One patient, Jeffrey Smith (his name has been changed to protect anonymity), 21, is a junior at Central Washington University. His treatment has been going well for months, and each week he gets a kudo. He doesn’t like chocolate, so Judge Sparks sometimes gives him golden star necklaces instead. Other times, it’s just verbal recognition.

Smith has long, blonde hair that he keeps in a bun. He devotes his life to Krishna, a Hindu deity. He keeps a pair of tiny symbols in his jacket so he can chant “Hare Rama, Hare Krishna” while he crashes them together and he has the full chant on the back of a yellow Krishna shirt he wears.

He likes to walk everywhere. But when he walks down staircases, he doesn’t; he glides down the railings on his butt.

“Once Krishna has you, there’s now way to get away from it,” Smith says.

Last October, Smith was busted with drugs folded up in a piece of tinfoil in his wallet. With every intention of graduating from Central on time rather than spending up to a year in jail, he applied to drug court, where he’s been since November.

He used to take psychedelics, especially when he would go to music festivals or while hanging out with friends, but he’s since cut that out of his life for good.

“I’m not interested in taking drugs anymore,” he says.

He’s is in phase two of the program now and has about another year left before he “graduates.” He also has about one more year left at Central, where he’s working on an anthropology degree. Smith is stern when he says he’s there’s no way he’s failing either program.

“Drug court is the grace of God,” Smith says. “Some people would disagree with that, but they’re still tangled in a material existence.”

Time to move on

How to combat illegal drug use is one of the hardest questions lawmakers and resource providers are trying to answer. After seeing the same types of people over and over, it can begin to take its toll.

“It’s hard not to get cynical,” Judge Sparks says. “But it doesn’t break my heart because they’re responsible for themselves. I can lead the horse to water, but I can’t make them drink.”

Candace has had to prosecute some people as many as 20 times. And when it’s a drug-possession charge, the court has no option other than to impose a felony charge if convicted.

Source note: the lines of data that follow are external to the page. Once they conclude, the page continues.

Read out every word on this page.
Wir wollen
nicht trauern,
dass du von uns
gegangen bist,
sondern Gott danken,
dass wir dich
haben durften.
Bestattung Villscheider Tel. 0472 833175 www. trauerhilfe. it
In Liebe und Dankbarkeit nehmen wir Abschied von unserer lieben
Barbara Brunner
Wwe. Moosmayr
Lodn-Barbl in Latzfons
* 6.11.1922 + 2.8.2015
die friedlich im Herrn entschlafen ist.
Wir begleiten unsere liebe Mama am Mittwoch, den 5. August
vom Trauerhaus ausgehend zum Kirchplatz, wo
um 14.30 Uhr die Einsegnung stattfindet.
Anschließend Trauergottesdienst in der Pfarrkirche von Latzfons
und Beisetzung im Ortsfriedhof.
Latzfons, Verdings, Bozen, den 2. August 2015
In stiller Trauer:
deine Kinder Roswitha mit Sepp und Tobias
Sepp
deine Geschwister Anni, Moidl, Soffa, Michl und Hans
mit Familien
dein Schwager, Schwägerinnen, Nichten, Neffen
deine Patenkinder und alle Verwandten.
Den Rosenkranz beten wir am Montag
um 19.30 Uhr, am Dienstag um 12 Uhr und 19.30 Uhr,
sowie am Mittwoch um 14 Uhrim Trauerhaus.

But the one option a person does have if facing a felony charge is drug court. And after 82 graduates – of which, 70 did not reoffend – some could say drug court has its place in the hierarchy of the American court system.

“We really see people change their lives around,” Candace says. “It’s one of the most positive things I do in my job.”

And for Tyler Fulgham, it seems to be working. He’s doing well.

He started school full-time last quarter at Central. He still has about four more years, but when he graduates he wants to help addicts; to use the experience he had to better their lives. But for now, he’s working on his Gen Eds, which he devotes a healthy amount of stress to.

He recently moved to on-campus housing at Brooklane Village. This is better, he says, since he used to rely on his father to drive him into Ellensburg every day from Kittitas.

In addition to classes, Tyler has daily sober support meetings and has to turn in urine analyses at least three times a week. And on top of that, there’s drug court at 5 p.m., every Tuesday.

But that’s okay, because it keeps him from being bored. It keeps his mind off the drugs he spent 14 years thinking about.

“Now it’s about discovering what I am and what I stand for,” Tyler says, his bald head covered by a brand new gray Central ball cap. It’s the Friday before final’s week and he has to hurry home to do laundry and study.

“My future was the next day,” he says. “It was making sure I had enough. Now, I’m returning back to society.”